Role of tyrosine kinase on Ca2+ entry and refilling of agonist-sensitive Ca2+ stores in vascular smooth muscles

Recent evidence suggests that some Ca2+-channels are regulated by a tyrosine kinase pathway. The possibility that Ca2+ entry is regulated by tyrosine kinase was investigated in canine vascular muscles. Functional studies were carried out in the dog mesenteric arteries and saphenous veins. Nicardipine-insensitive refilling of phenylephrine-sensitive Ca2+ stores of endothelium-denuded dog mesenteric artery, previously depleted of Ca2+, measured after a 30-min exposure of the arterial rings to Ca2+ in the absence and presence of genistein (10-100 mu M), tyrphostin 23 (10-100 mu M), tyrphostin 47 (10-100 mu M), SK&F 96365 (3-30 mu M), or vehicle, DMSO, as phenylephrine contraction in Ca2+-free medium, decreased with increasing concentrations of the inhibitors compared with DMSO-treated and control. Phenylephrine contraction in Ca2+-free medium was not affected in a consistent manner by tyrosine kinase inhibitors when added after the store refilling period, in Ca2+-free medium, 5 min prior to stimulation with phenylephrine, indicating that the inhibitors have no effect on the Ca2+ release mechanism or that they act directly on myofilaments.

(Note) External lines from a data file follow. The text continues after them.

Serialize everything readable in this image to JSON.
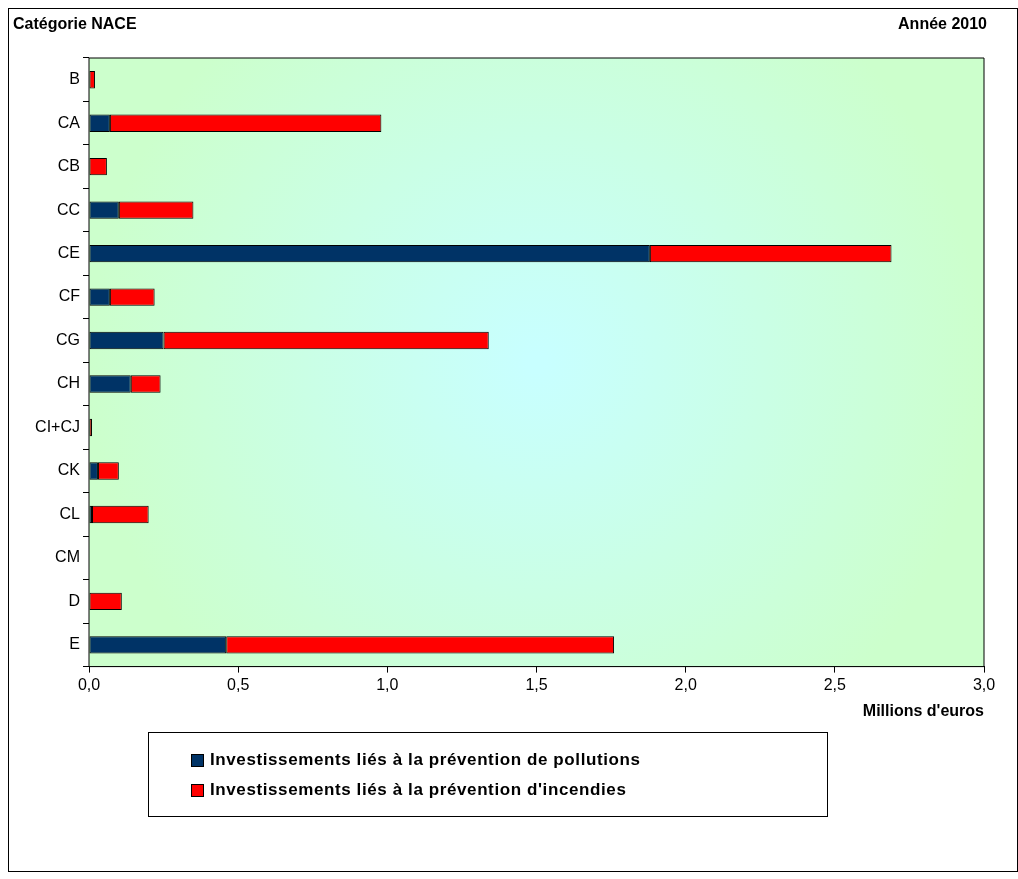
{
  "chart_data": {
    "type": "bar",
    "orientation": "horizontal",
    "stacked": true,
    "title": "Année 2010",
    "ylabel": "Catégorie NACE",
    "xlabel": "Millions d'euros",
    "categories": [
      "B",
      "CA",
      "CB",
      "CC",
      "CE",
      "CF",
      "CG",
      "CH",
      "CI+CJ",
      "CK",
      "CL",
      "CM",
      "D",
      "E"
    ],
    "series": [
      {
        "name": "Investissements liés à la prévention de pollutions",
        "color": "#003366",
        "values": [
          0,
          0.07,
          0,
          0.1,
          1.88,
          0.07,
          0.25,
          0.14,
          0,
          0.03,
          0.01,
          0,
          0,
          0.46
        ]
      },
      {
        "name": "Investissements liés à la prévention d'incendies",
        "color": "#ff0000",
        "values": [
          0.02,
          0.91,
          0.06,
          0.25,
          0.81,
          0.15,
          1.09,
          0.1,
          0.01,
          0.07,
          0.19,
          0,
          0.11,
          1.3
        ]
      }
    ],
    "xlim": [
      0,
      3
    ],
    "xticks": [
      {
        "value": 0,
        "label": "0,0"
      },
      {
        "value": 0.5,
        "label": "0,5"
      },
      {
        "value": 1,
        "label": "1,0"
      },
      {
        "value": 1.5,
        "label": "1,5"
      },
      {
        "value": 2,
        "label": "2,0"
      },
      {
        "value": 2.5,
        "label": "2,5"
      },
      {
        "value": 3,
        "label": "3,0"
      }
    ],
    "legend": "bottom"
  }
}
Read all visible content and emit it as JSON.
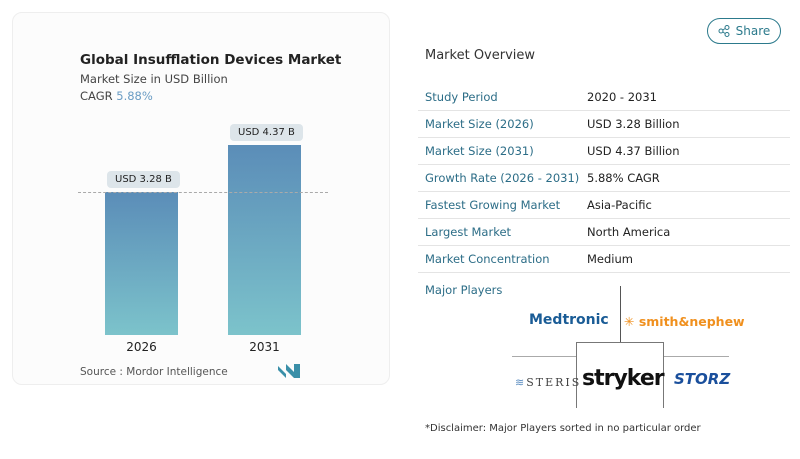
{
  "chart": {
    "title": "Global Insufflation Devices Market",
    "subtitle": "Market Size in USD Billion",
    "cagr_label": "CAGR",
    "cagr_value": "5.88%",
    "source": "Source :  Mordor Intelligence"
  },
  "chart_data": {
    "type": "bar",
    "categories": [
      "2026",
      "2031"
    ],
    "values": [
      3.28,
      4.37
    ],
    "data_labels": [
      "USD 3.28 B",
      "USD 4.37 B"
    ],
    "ylim": [
      0,
      4.6
    ],
    "colors": {
      "bar_top": "#5b8db8",
      "bar_bottom": "#7cc3cb"
    }
  },
  "share_label": "Share",
  "overview": {
    "title": "Market Overview",
    "rows": [
      {
        "k": "Study Period",
        "v": "2020 - 2031"
      },
      {
        "k": "Market Size (2026)",
        "v": "USD 3.28 Billion"
      },
      {
        "k": "Market Size (2031)",
        "v": "USD 4.37 Billion"
      },
      {
        "k": "Growth Rate (2026 - 2031)",
        "v": "5.88% CAGR"
      },
      {
        "k": "Fastest Growing Market",
        "v": "Asia-Pacific"
      },
      {
        "k": "Largest Market",
        "v": "North America"
      },
      {
        "k": "Market Concentration",
        "v": "Medium"
      }
    ]
  },
  "players": {
    "title": "Major Players",
    "logos": [
      "Medtronic",
      "smith&nephew",
      "STERIS",
      "stryker",
      "STORZ"
    ]
  },
  "disclaimer": "*Disclaimer: Major Players sorted in no particular order"
}
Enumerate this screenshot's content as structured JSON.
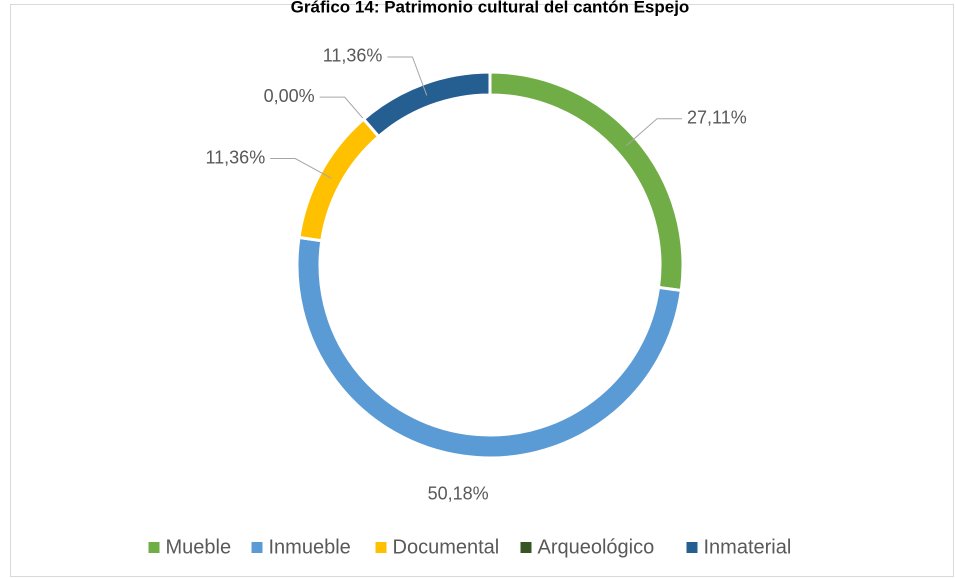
{
  "chart_data": {
    "type": "donut",
    "title": "Gráfico 14: Patrimonio cultural del cantón Espejo",
    "categories": [
      "Mueble",
      "Inmueble",
      "Documental",
      "Arqueológico",
      "Inmaterial"
    ],
    "values": [
      27.11,
      50.18,
      11.36,
      0.0,
      11.36
    ],
    "value_labels": [
      "27,11%",
      "50,18%",
      "11,36%",
      "0,00%",
      "11,36%"
    ],
    "colors": [
      "#70ad47",
      "#5b9bd5",
      "#ffc000",
      "#375623",
      "#255e91"
    ],
    "legend": "bottom"
  }
}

Cyclopiazonic acid (30 mu M), an inhibitor of the sarcoplasmic reticulum Ca2+ pump, caused transient contractions in the dog saphenous vein only in the presence of extracellular Ca2+. These transient contractions were inhibited by tyrphostin 23 (30-100 mu M), tyrphostin 47 (30-100 mu M), genistein (30-100 mu M), and SK&F 96365 (50-100 mu M) but not by the vehicle DMSO. The results from this study provided evidence that a tyrosine kinase pathway is involved in the regulation of Ca2+ entry since inhibitors of tyrosine kinase are able to attenuate presumed Ca2+ entry following agonist-mediated Ca2+ store depletion. This route of Ca2+ entry is also sensitive to blockade by SK&F 96365.